Dans la brume de l’aube équatoriale, des dizaines de grands nids sont à demi dissimulés par les lianes et les feuillages. Ce sont les chambres à coucher des bonobos, juchées à 12 mètres de haut. Après une nuit de pluie, les primates émergent avec lenteur. À 6h30, une première tête apparaît en poussant un aboiement strident. Puis une autre silhouette sort de son nid de branchages, puis une autre. En cinq minutes, le groupe entier est réveillé – bâillant, s’étirant et se redressant. Ils ont des traits fins, des membres longs et élancés, et une carrure moins trapue que leurs plus proches cousins, les chimpanzés.
Les bonobos peuplent la rive gauche du fleuve Congo, tandis que les chimpanzés occupent la rive droite, de la République démocratique du Congo jusqu’à la Tanzanie à l’est et au Cameroun à l’ouest. Les deux espèces ont divergé il y a environ 1 à 2 millions d’années, probablement lorsqu’une partie des chimpanzés a traversé le fleuve lors d’une sécheresse extrême.
Ces migrants précoces ont évolué différemment.

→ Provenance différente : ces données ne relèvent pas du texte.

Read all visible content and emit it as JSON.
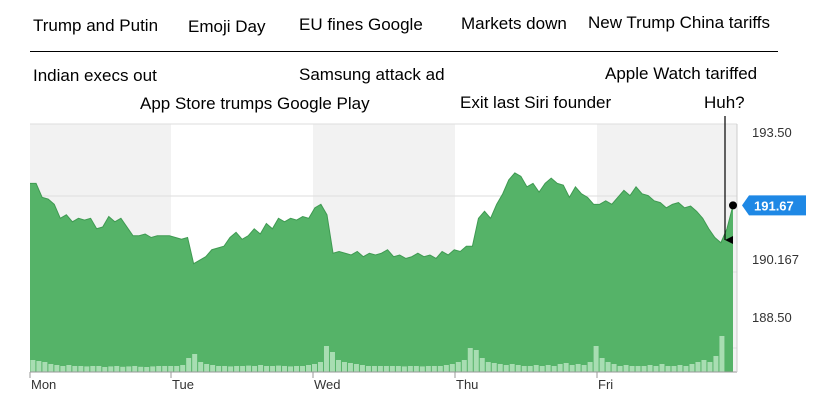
{
  "headlines": [
    {
      "id": "trump-putin",
      "text": "Trump and Putin"
    },
    {
      "id": "emoji-day",
      "text": "Emoji Day"
    },
    {
      "id": "eu-fines-google",
      "text": "EU fines Google"
    },
    {
      "id": "markets-down",
      "text": "Markets down"
    },
    {
      "id": "new-trump-china-tariffs",
      "text": "New Trump China tariffs"
    },
    {
      "id": "indian-execs-out",
      "text": "Indian execs out"
    },
    {
      "id": "samsung-attack-ad",
      "text": "Samsung attack ad"
    },
    {
      "id": "apple-watch-tariffed",
      "text": "Apple Watch tariffed"
    },
    {
      "id": "app-store-trumps-google-play",
      "text": "App Store trumps Google Play"
    },
    {
      "id": "exit-last-siri-founder",
      "text": "Exit last Siri founder"
    },
    {
      "id": "huh",
      "text": "Huh?"
    }
  ],
  "chart_data": {
    "type": "area",
    "days": [
      "Mon",
      "Tue",
      "Wed",
      "Thu",
      "Fri"
    ],
    "y_ticks": [
      "193.50",
      "190.167",
      "188.50"
    ],
    "ylim": [
      186.9,
      194.0
    ],
    "current_price": 191.67,
    "current_price_label": "191.67",
    "colors": {
      "area": "#55b368",
      "area_line": "#3f9a52",
      "volume": "#a8ddb2",
      "badge": "#1e88e5",
      "shade": "#f2f2f2"
    },
    "price_series": [
      192.3,
      192.3,
      191.9,
      191.85,
      191.7,
      191.3,
      191.4,
      191.2,
      191.3,
      191.25,
      191.3,
      191.0,
      191.05,
      191.35,
      191.2,
      191.3,
      191.05,
      190.8,
      190.8,
      190.85,
      190.75,
      190.8,
      190.8,
      190.8,
      190.75,
      190.7,
      190.75,
      190.0,
      190.1,
      190.2,
      190.4,
      190.45,
      190.5,
      190.75,
      190.9,
      190.7,
      190.8,
      191.0,
      190.85,
      191.15,
      191.0,
      191.3,
      191.2,
      191.3,
      191.25,
      191.35,
      191.3,
      191.6,
      191.7,
      191.4,
      190.3,
      190.35,
      190.3,
      190.25,
      190.35,
      190.2,
      190.3,
      190.25,
      190.3,
      190.4,
      190.2,
      190.25,
      190.15,
      190.2,
      190.3,
      190.2,
      190.25,
      190.15,
      190.35,
      190.25,
      190.4,
      190.35,
      190.5,
      190.5,
      191.3,
      191.5,
      191.3,
      191.7,
      192.0,
      192.4,
      192.6,
      192.5,
      192.2,
      192.3,
      192.05,
      192.3,
      192.45,
      192.3,
      192.25,
      191.9,
      192.2,
      192.0,
      191.9,
      191.7,
      191.7,
      191.8,
      191.7,
      191.9,
      192.1,
      191.95,
      192.2,
      192.0,
      191.95,
      191.8,
      191.75,
      191.6,
      191.7,
      191.75,
      191.6,
      191.65,
      191.5,
      191.3,
      191.0,
      190.75,
      190.6,
      191.0,
      191.67
    ],
    "volume_series": [
      0.6,
      0.55,
      0.5,
      0.4,
      0.35,
      0.3,
      0.35,
      0.3,
      0.3,
      0.28,
      0.3,
      0.3,
      0.25,
      0.28,
      0.3,
      0.26,
      0.28,
      0.3,
      0.26,
      0.25,
      0.28,
      0.3,
      0.3,
      0.3,
      0.3,
      0.35,
      0.7,
      0.9,
      0.5,
      0.4,
      0.35,
      0.3,
      0.3,
      0.28,
      0.3,
      0.3,
      0.32,
      0.3,
      0.35,
      0.3,
      0.3,
      0.32,
      0.3,
      0.28,
      0.3,
      0.3,
      0.35,
      0.4,
      0.5,
      1.3,
      1.0,
      0.6,
      0.5,
      0.45,
      0.4,
      0.35,
      0.3,
      0.3,
      0.3,
      0.3,
      0.3,
      0.3,
      0.28,
      0.3,
      0.3,
      0.28,
      0.3,
      0.3,
      0.3,
      0.35,
      0.4,
      0.5,
      0.6,
      1.2,
      1.1,
      0.7,
      0.5,
      0.45,
      0.4,
      0.35,
      0.4,
      0.35,
      0.3,
      0.3,
      0.35,
      0.3,
      0.35,
      0.3,
      0.4,
      0.45,
      0.35,
      0.4,
      0.35,
      0.5,
      1.3,
      0.7,
      0.5,
      0.4,
      0.3,
      0.35,
      0.3,
      0.3,
      0.3,
      0.35,
      0.3,
      0.4,
      0.3,
      0.3,
      0.35,
      0.3,
      0.4,
      0.5,
      0.6,
      0.5,
      0.8,
      1.8,
      0.0,
      0.0
    ]
  }
}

Les chimpanzés ont développé des sociétés dominées par les mâles avec des traditions de chasse collective et des conflits fréquents. En revanche, les bonobos forment des sociétés dirigées par les femelles, plus pacifiques et moins agressives. Lorsque les chercheurs ont commencé à les étudier dans les années 1970, ils ont constaté que les conflits étaient souvent résolus par de brèves rencontres sexuelles, ce qui leur a valu le surnom de « primates hippies ».

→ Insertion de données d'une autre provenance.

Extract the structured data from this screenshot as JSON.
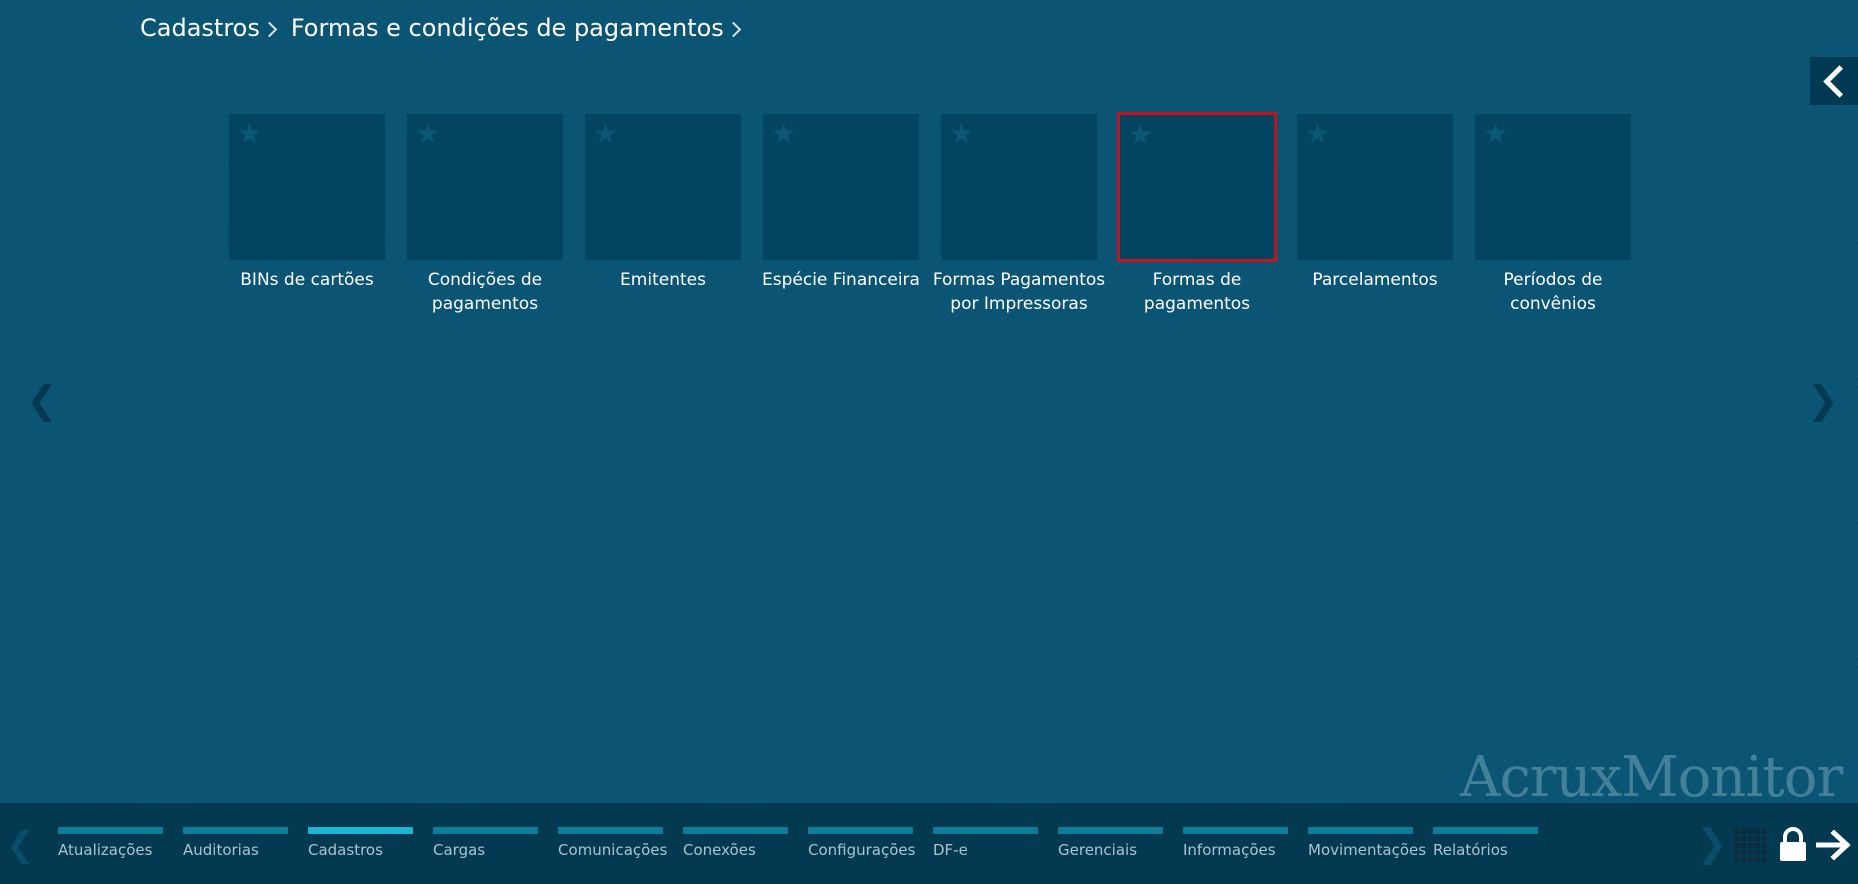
{
  "breadcrumb": {
    "items": [
      "Cadastros",
      "Formas e condições de pagamentos"
    ]
  },
  "collapse_button": {
    "icon": "chevron-left-icon"
  },
  "tiles": [
    {
      "label": "BINs de cartões",
      "selected": false
    },
    {
      "label": "Condições de pagamentos",
      "selected": false
    },
    {
      "label": "Emitentes",
      "selected": false
    },
    {
      "label": "Espécie Financeira",
      "selected": false
    },
    {
      "label": "Formas Pagamentos por Impressoras",
      "selected": false
    },
    {
      "label": "Formas de pagamentos",
      "selected": true
    },
    {
      "label": "Parcelamentos",
      "selected": false
    },
    {
      "label": "Períodos de convênios",
      "selected": false
    }
  ],
  "tile_star_glyph": "★",
  "page_nav": {
    "prev": "❮",
    "next": "❯"
  },
  "watermark": "AcruxMonitor",
  "bottom_nav": {
    "prev": "❮",
    "next": "❯",
    "items": [
      {
        "label": "Atualizações",
        "active": false
      },
      {
        "label": "Auditorias",
        "active": false
      },
      {
        "label": "Cadastros",
        "active": true
      },
      {
        "label": "Cargas",
        "active": false
      },
      {
        "label": "Comunicações",
        "active": false
      },
      {
        "label": "Conexões",
        "active": false
      },
      {
        "label": "Configurações",
        "active": false
      },
      {
        "label": "DF-e",
        "active": false
      },
      {
        "label": "Gerenciais",
        "active": false
      },
      {
        "label": "Informações",
        "active": false
      },
      {
        "label": "Movimentações",
        "active": false
      },
      {
        "label": "Relatórios",
        "active": false
      }
    ]
  },
  "toolbar_icons": [
    "grid-icon",
    "lock-icon",
    "logout-arrow-icon"
  ],
  "colors": {
    "background": "#0a5474",
    "tile": "#034560",
    "selected_border": "#c0141e",
    "bottom_bar": "#033a52",
    "nav_indicator": "#0c7c98",
    "nav_indicator_active": "#1eb4d6"
  }
}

La recherche scientifique sur les bonobos a débuté près du village de Wamba, juste au nord de l’équateur. Le primatologue japonais Takayoshi Kano y a établi le premier poste d’observation en 1973, suivi d’un autre à Lomako l’année suivante, puis de quelques autres. Aujourd’hui, quatre sites restent actifs : Kokolopori, LuiKotale dans le parc national de la Salonga, Lomako-Yokokala et Wamba.
En 50 ans, les études sur ces sites ont révélé les traits uniques des bonobos : les femelles mènent les groupes sociaux, le sexe facilite les interactions quotidiennes, et ils font preuve de tolérance, de sensibilité émotionnelle et d’une remarquable capacité d’empathie – des qualités que l’on croyait autrefois exclusivement humaines.
Cette année, une étude menée à Kokolopori et publiée dans Science a montré que les bonobos peuvent combiner des vocalisations de manière complexe, similaire à la structure du langage humain. « Cela remet en question nos présupposés sur la communication animale et l’unicité du langage humain », déclare la conservationniste américaine Sally Coxe.
En 2002, Coxe a contribué à protéger une partie de la forêt de Kokolopori via la Bonobo Conservation Initiative, en collaborant avec le groupe local Vie Sauvage pour sauvegarder les bonobos restants et les étudier avec l’Université Harvard.
Cependant, 20 ans plus tard, l’aire protégée et la recherche font face aux mêmes défis : peu de routes, pas d’électricité et des infrastructures délabrées. La RDC reste l’un des cinq pays les plus pauvres au monde, malgré ses riches gisements de cuivre, cobalt, lithium et coltan. Selon la Banque mondiale, trois Congolais sur quatre vivent avec moins de 2,15 dollars par jour.
« Les routes n’ont pas été entretenues depuis les années 1990, et les véhicules ne peuvent plus les emprunter », explique Mbangi Aringo, le pisteur le plus expérimenté de la forêt de Kokolopori. « Si nous voulons vendre nos récoltes, nous devons les transporter à pied ou à vélo », raconte un quinquagénaire. « Si BCI ne m’avait pas payé un salaire pour observer les bonobos, je serais devenu agriculteur et j’aurais eu du mal à nourrir ma famille, ou j’aurais dû chasser dans la forêt. Je n’avais pas d’autre choix. »
L’une de ses missions en forêt est de recueillir l’urine des bonobos.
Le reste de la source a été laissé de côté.